My first trip to Europe three years ago included a visit to Florence. There have been few experiences in my life as awe-inspiring as seeing this great, historic city, largely unchanged in 600 years. I was privileged to walk the streets, stand in the city’s great piazza and view the renovated statue of Michaelangelo’s David.

By Bob Vavra, Editor November 15, 2007

My first trip to Europe three years ago included a visit to Florence. There have been few experiences in my life as awe-inspiring as seeing this great, historic city, largely unchanged in 600 years. I was privileged to walk the streets, stand in the city’s great piazza and view the renovated statue of Michaelangelo’s David.

One of the great sights was the marble cathedral, stretching to the sky. The steps have been worn away by the shoes of millions of travelers and residents over the years. It occurred to me that this cathedral was built without the benefit of cranes or earth-moving equipment, let alone CAD drawings. It stands, 600 years later, as a monument to ingenuity and skill.

In our obsession with the newest and latest today, we sometimes take for granted even as things change, all we’ve done is updated someone else’s great idea. There was portable music before iPods, there was television before HDTV and there were magazines before the Internet.

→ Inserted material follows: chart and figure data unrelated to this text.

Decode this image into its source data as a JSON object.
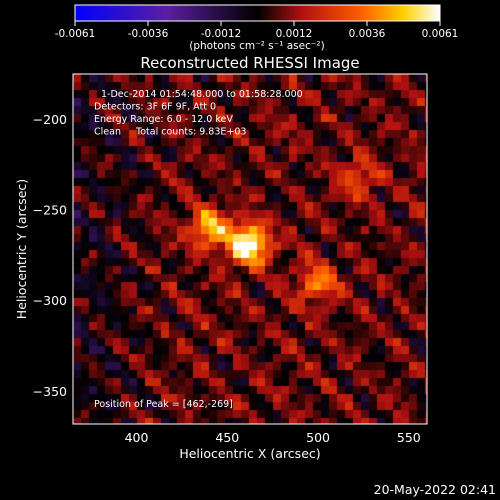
{
  "chart_data": {
    "type": "heatmap",
    "title": "Reconstructed RHESSI Image",
    "xlabel": "Heliocentric X (arcsec)",
    "ylabel": "Heliocentric Y (arcsec)",
    "xlim": [
      365,
      560
    ],
    "ylim": [
      -368,
      -175
    ],
    "x_ticks": [
      400,
      450,
      500,
      550
    ],
    "y_ticks": [
      -200,
      -250,
      -300,
      -350
    ],
    "colorbar": {
      "ticks": [
        "-0.0061",
        "-0.0036",
        "-0.0012",
        "0.0012",
        "0.0036",
        "0.0061"
      ],
      "range": [
        -0.0061,
        0.0061
      ],
      "units": "(photons cm⁻² s⁻¹ asec⁻²)",
      "colormap": "purple-black-red-yellow-white"
    },
    "annotations": [
      "1-Dec-2014 01:54:48.000 to 01:58:28.000",
      "Detectors: 3F 6F 9F, Att 0",
      "Energy Range: 6.0 - 12.0 keV",
      "Clean     Total counts: 9.83E+03"
    ],
    "peak_label": "Position of Peak = [462,-269]",
    "peak": [
      462,
      -269
    ],
    "sources": [
      {
        "x": 462,
        "y": -269,
        "level": 0.0061
      },
      {
        "x": 440,
        "y": -260,
        "level": 0.004
      },
      {
        "x": 500,
        "y": -290,
        "level": 0.003
      },
      {
        "x": 522,
        "y": -232,
        "level": 0.0024
      }
    ]
  },
  "timestamp": "20-May-2022 02:41"
}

Having been at the helm for exactly 5% of PLANT ENGINEERING ’s storied 60-year history, I know I’m not the best person to talk about the history of this particular magazine. I have seen the evolution of how we communicate with each other of 35 years in this business, and I’m sure we communicate faster with each other today. I’m not always sure we do it better.

Emails have replaced a phone call. You can create a virtual network of people without ever leaving your computer screen. You can touch the whole world in the tap of a key — and the world can reach out to you. The world is small and flat and incredibly complex all at once.

If you look back at PLANT ENGINEERING ’s history, you see a printed page and pictures and advertising and you realize it was done without the high-tech computer system and digital imaging and lightning-fast printing. There was no Internet to post stories to. They were posted to a bulletin board.

How did they do it? The same way all great achievements in history have been accomplished. It is not the tools they worked with that brought this magazine to life, and helped it grow and prosper and succeed. It was the ingenuity and skill of the people involved.

Today PLANT ENGINEERING is so much more than just a printed monthly magazine. We reach out with Webcasts and Internet polls and blogs. We find new ways to connect to all of our audience, all over the world. From a simple magazine born 60 years ago this month, we have become this network of manufacturers and suppliers and leaders who make the things that make the world better.

There will be new challenges in manufacturing in the coming years. Technology alone will not make things better, or make better things. To do that, we rely on the ingenuity and skill of manufacturers.

Above all, that’s what we honor in this anniversary issue.